How Should Religion Be Taught?
A recent book celebrates the ideas and career of Prof. Steve Wasserstrom.
It is rare for professors at small liberal arts colleges to have the sort of impact on their fields that Prof. Steve Wasserstrom [religion 1987–] has had on the study of religion. One reason for this is that faculty at small liberal arts colleges proudly put teaching before research—and in this particular, Wasserstrom is no exception.
But he has also published two field-changing books. In 1995 Between Muslim and Jew won a top honor from the world’s largest association of religion scholars—the Award for Excellence in Historical Studies from the American Academy of Religious Studies (AAR); and it has been recently reissued in the Princeton Legacy Library of Princeton University Press. He soon followed with another book that also changed the discipline, Religion after Religion: Gershom Scholem, Mircea Eliade, and Henry Corbin at Eranos (1999). So momentous was his book that the same year a panel at the 1999 AAR annual meeting was devoted to it and its implications for the study of religion.
“There seems to be an inverse relationship between the importance of religion in the world and the ability of the academy to talk about it,” notes colleague Prof. Kambiz GhaneaBassiri [religion 2002–]. “This was where Steve’s ideas came in and proved groundbreakingly useful. Religion, Steve suggests, is not sui generis but rather it’s a distinctive medium for people to talk to and relate to one another as well as their pasts.”
To celebrate Wasserstrom’s extraordinary career and mark his 30th anniversary at Reed, 13 of his former students as well as religion scholars from around the world convened a conference and contributed essays to a festschrift, All Religion Is Inter-religion: Engaging the Work of Steve Wasserstrom, edited by Kambiz GhaneaBassiri and Paul Robertson ’06. “When Steve’s former students gathered to honor him, they did so by critically engaging his ideas rather than idolizing him or remarking on his charisma,” Kambiz notes in his introduction.
The festschrift begins with an essay Steve once casually shared with GhaneaBassiri when they were preparing to coteach a course called “Theories and Methods in the Study of Religion.” He thought it would be useful in bringing GhaneaBassiri up to speed on his teaching philosophy. GhaneaBassiri was blown away; he knew that Wasserstrom wrote and researched for his own ends, but he couldn’t believe such a superb essay was languishing unpublished. “The number of these unpublished manuscripts on Steve’s shelves and hard drive is mind-boggling,” he says. He began to think of what might be done with the piece.
The essay, “Nine Theses on the Study of Religion,” puts forth the idea that all religion is inter-religion, meaning religion is always relational. There are no clear boundaries between religions. That is why the term religion is useful. It captures as the scholar’s object of study the ways specific religious traditions have historically developed in relation to one another. Embedded in the concept of religion are specific religions, such as Judaism, Buddhism, or Islam. It is plural, never singular, which is not the same thing as saying there are many different kinds of, say, Christianity or Buddhism. Rather, Wasserstrom observes that systems of belief do not exist in and of themselves, in isolated categories. They exist among people. Given this, he reconsiders religion as faith and posits that the role and responsibility of religion scholarship is to make sense
of the complex relations humans have maintained—both past and present—by appealing to the gods.

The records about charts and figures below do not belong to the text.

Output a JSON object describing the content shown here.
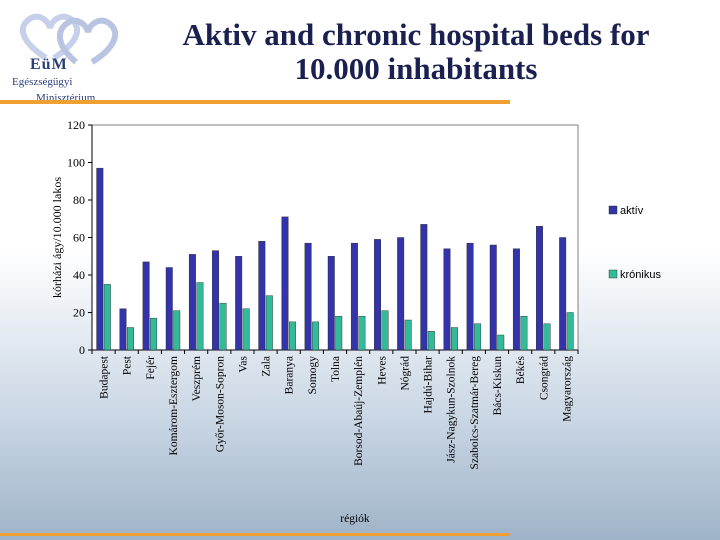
{
  "header": {
    "title_line1": "Aktiv and chronic hospital beds for",
    "title_line2": "10.000 inhabitants"
  },
  "logo": {
    "line1": "EüM",
    "line2": "Egészségügyi",
    "line3": "Minisztérium"
  },
  "colors": {
    "aktiv": "#3333aa",
    "kronikus": "#33bb99",
    "accent": "#f0a030",
    "title": "#1a2050"
  },
  "chart_data": {
    "type": "bar",
    "ylabel": "kórházi ágy/10.000 lakos",
    "xlabel": "régiók",
    "ylim": [
      0,
      120
    ],
    "yticks": [
      0,
      20,
      40,
      60,
      80,
      100,
      120
    ],
    "grid": false,
    "legend_position": "right",
    "categories": [
      "Budapest",
      "Pest",
      "Fejér",
      "Komárom-Esztergom",
      "Veszprém",
      "Győr-Moson-Sopron",
      "Vas",
      "Zala",
      "Baranya",
      "Somogy",
      "Tolna",
      "Borsod-Abaúj-Zemplén",
      "Heves",
      "Nógrád",
      "Hajdú-Bihar",
      "Jász-Nagykun-Szolnok",
      "Szabolcs-Szatmár-Bereg",
      "Bács-Kiskun",
      "Békés",
      "Csongrád",
      "Magyarország"
    ],
    "series": [
      {
        "name": "aktív",
        "values": [
          97,
          22,
          47,
          44,
          51,
          53,
          50,
          58,
          71,
          57,
          50,
          57,
          59,
          60,
          67,
          54,
          57,
          56,
          54,
          66,
          60
        ]
      },
      {
        "name": "krónikus",
        "values": [
          35,
          12,
          17,
          21,
          36,
          25,
          22,
          29,
          15,
          15,
          18,
          18,
          21,
          16,
          10,
          12,
          14,
          8,
          18,
          14,
          20
        ]
      }
    ]
  }
}
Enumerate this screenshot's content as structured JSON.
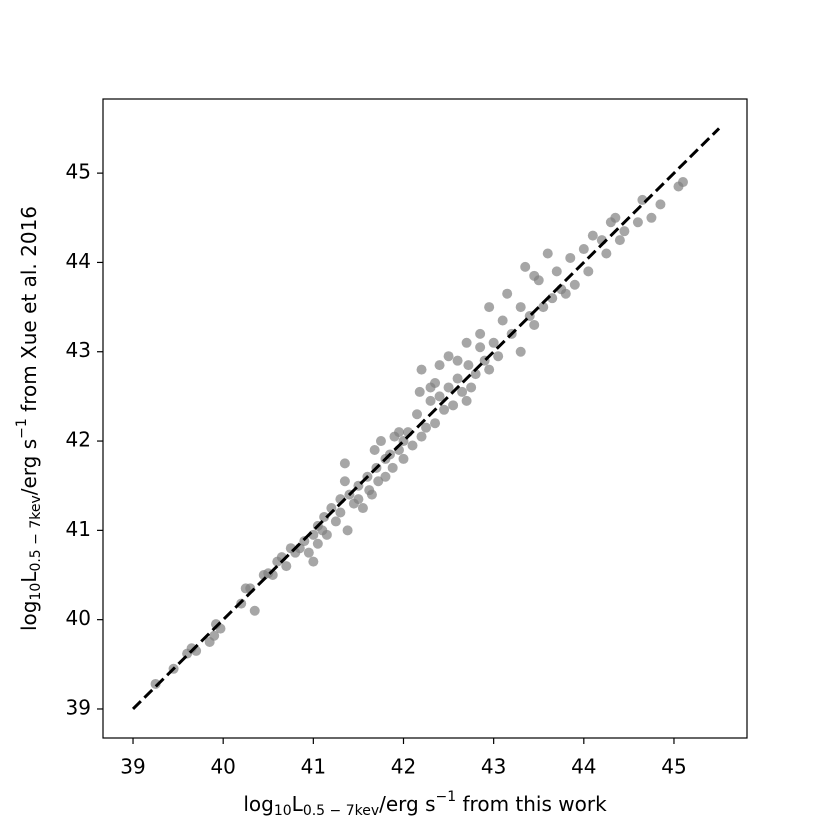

The conference given in Wasserstrom’s honor was organized around this provocation, and the festschrift follows suit. The idea that “all religion is inter-religion” forms the connecting thread and thesis of the essays, and each writer explores Wasserstrom’s theories through the lens of their own subfield and expertise.
To close the conference, Wasserstrom delivered a private talk to his current and former students and colleagues titled “Nine Riddles,” which the festschrift also includes as an epilogue. While “Nine Theses” argues for how religion should be taught, the riddles are a check on scholarly certainty. How could anyone ever know how religion ought to be studied? Nonetheless, he encourages his colleagues to continue the work. He says, “In so doing if you are very, very lucky (as I have been), you can make your students your teachers.”